Her recommendations include the following:
An <agentRole> element should be added to the PREMIS agent entity. The agent entity can be linked to the rights entity to identify the granting agent involved in any permissions agreement. The <agentRole> element would help to clarify the relationship of the granting agent to the IPRs in the digital object, e.g. they might be the actual rights holder, or a legal representative of the rights holder.

A new element <copyrightInformation> with subelement <copyrightStatus> should be added to the rights entity to allow digital curators to record whether or not a digital object is in copyright, and when the copyright status of an object is unknown. Coyle also suggests providing a more granular record of copyright status by including either:

A new element <permittedByLicense> should follow the copyright element. This would simply contain as subelements the two existing PREMIS elements <grantingAgent> (with the addition of <grantingAgentRole>) and <grantingAgreement>.

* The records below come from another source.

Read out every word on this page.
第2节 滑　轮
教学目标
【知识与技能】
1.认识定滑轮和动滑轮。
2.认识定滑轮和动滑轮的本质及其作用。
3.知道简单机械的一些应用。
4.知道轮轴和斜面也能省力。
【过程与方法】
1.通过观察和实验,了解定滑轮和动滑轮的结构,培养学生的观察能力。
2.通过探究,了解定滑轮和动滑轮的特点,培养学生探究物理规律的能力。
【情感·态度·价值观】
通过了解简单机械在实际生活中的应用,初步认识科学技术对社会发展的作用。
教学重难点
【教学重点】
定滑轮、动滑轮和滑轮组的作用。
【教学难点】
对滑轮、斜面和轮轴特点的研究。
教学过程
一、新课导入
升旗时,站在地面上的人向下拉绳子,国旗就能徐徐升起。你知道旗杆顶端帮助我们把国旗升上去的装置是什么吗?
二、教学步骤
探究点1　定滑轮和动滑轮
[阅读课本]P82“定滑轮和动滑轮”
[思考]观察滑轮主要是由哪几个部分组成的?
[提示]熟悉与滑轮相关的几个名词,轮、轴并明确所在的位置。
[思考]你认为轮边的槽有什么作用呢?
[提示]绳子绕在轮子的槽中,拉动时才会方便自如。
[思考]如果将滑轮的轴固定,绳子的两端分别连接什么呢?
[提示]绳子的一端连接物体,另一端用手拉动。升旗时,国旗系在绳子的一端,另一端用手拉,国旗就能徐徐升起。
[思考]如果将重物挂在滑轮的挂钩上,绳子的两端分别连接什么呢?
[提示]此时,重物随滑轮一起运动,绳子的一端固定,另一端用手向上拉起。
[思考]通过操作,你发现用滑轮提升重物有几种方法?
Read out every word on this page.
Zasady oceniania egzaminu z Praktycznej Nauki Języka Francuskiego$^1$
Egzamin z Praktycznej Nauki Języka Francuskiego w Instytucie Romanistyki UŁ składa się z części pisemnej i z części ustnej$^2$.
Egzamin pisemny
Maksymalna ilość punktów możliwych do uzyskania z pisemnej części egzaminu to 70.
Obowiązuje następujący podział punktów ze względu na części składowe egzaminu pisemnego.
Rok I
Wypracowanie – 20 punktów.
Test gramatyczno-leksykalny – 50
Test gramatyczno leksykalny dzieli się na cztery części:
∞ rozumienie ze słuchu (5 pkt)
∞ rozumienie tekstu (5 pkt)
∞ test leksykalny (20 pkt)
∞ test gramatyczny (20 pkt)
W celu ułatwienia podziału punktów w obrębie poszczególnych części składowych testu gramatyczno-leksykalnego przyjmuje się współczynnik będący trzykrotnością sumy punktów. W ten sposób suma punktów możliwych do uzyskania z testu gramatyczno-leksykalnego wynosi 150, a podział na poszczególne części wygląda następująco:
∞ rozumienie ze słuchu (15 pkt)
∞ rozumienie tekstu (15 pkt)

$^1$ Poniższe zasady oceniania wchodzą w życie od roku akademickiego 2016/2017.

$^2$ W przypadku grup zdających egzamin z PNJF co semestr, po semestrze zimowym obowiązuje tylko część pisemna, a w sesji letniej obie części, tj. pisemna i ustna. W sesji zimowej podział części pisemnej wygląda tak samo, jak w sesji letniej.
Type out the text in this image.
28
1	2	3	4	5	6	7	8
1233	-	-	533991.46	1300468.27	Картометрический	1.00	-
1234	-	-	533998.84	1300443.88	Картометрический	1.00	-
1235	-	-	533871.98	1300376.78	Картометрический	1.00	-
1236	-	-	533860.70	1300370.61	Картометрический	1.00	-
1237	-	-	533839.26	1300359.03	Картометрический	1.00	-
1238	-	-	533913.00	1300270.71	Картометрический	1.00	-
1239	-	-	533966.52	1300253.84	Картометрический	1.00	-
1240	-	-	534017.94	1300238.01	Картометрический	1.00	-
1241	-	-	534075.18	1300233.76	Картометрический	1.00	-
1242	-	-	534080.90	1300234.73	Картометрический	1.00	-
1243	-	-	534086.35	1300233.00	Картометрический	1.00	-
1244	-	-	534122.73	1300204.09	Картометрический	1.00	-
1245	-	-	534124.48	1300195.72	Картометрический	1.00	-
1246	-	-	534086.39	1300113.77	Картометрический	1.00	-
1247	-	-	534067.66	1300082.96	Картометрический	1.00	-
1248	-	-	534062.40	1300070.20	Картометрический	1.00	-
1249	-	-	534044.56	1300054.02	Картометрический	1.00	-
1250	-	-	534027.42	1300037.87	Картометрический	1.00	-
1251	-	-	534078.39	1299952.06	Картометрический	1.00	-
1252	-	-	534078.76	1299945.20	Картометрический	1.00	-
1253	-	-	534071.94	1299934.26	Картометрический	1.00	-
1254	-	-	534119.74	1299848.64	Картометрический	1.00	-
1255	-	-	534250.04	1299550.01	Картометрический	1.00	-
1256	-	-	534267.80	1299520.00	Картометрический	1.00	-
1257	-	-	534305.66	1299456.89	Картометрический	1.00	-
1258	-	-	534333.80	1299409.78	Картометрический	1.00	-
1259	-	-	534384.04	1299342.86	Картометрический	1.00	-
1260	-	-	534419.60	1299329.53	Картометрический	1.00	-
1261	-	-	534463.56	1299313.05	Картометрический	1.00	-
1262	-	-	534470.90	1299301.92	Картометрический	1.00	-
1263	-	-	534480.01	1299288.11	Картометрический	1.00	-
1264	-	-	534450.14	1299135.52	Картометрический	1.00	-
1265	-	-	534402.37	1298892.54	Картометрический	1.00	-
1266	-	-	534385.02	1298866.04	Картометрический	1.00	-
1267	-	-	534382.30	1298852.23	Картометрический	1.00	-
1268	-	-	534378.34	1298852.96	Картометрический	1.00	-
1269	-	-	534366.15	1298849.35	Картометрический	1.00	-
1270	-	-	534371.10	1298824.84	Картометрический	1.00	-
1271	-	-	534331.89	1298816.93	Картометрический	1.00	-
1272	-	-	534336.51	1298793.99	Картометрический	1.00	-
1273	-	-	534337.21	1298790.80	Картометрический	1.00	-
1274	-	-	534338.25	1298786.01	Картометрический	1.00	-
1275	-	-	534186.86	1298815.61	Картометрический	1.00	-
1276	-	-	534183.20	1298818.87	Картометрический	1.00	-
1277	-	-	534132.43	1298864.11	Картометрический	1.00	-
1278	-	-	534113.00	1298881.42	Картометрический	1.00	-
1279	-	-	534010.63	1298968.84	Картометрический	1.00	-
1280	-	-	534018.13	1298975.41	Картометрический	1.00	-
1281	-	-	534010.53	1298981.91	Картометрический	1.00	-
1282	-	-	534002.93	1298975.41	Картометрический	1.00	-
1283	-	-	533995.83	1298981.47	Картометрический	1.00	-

This should be followed by a new element <permittedByStatute> to record whether a repository is undertaking preservation actions based on legislation rather than a specific licence or permissions. Instead of an agent, this scenario involves a specific <jurisdiction> (the first subelement) e.g. the UK. The second subelement is <statute> containing two further subelements <statuteIdentification> and <statuteCitation>, to record the law invoked and the specific part of that law on which any preservation activities are being based. The final element <determinationDate> is intended to record the date on which the decision was made to proceed with preservation activities on this basis, e.g. when the copyright status of a work changes as a result of legislative change, or if a work comes into the public domain.

Coyle also notes that currently the final rights entity element (<permissionGranted>) includes the mandatory subelement <act>. The PREMIS Data Dictionary suggests using a controlled vocabulary for the content of this element (examples provided include replicate, migrate and modify). Coyle recommends that this should be more flexible; laws and agreements can be vague and subject to interpretation, e.g. the 'fair dealing' provisions, or a broad agreement with a depositor granting the repository permission to do whatever is necessary to preserve a digital object in an accessible way. She recommends that <act> should either be able to codify generalised permissions like this, or should be defined as optional rather than mandatory.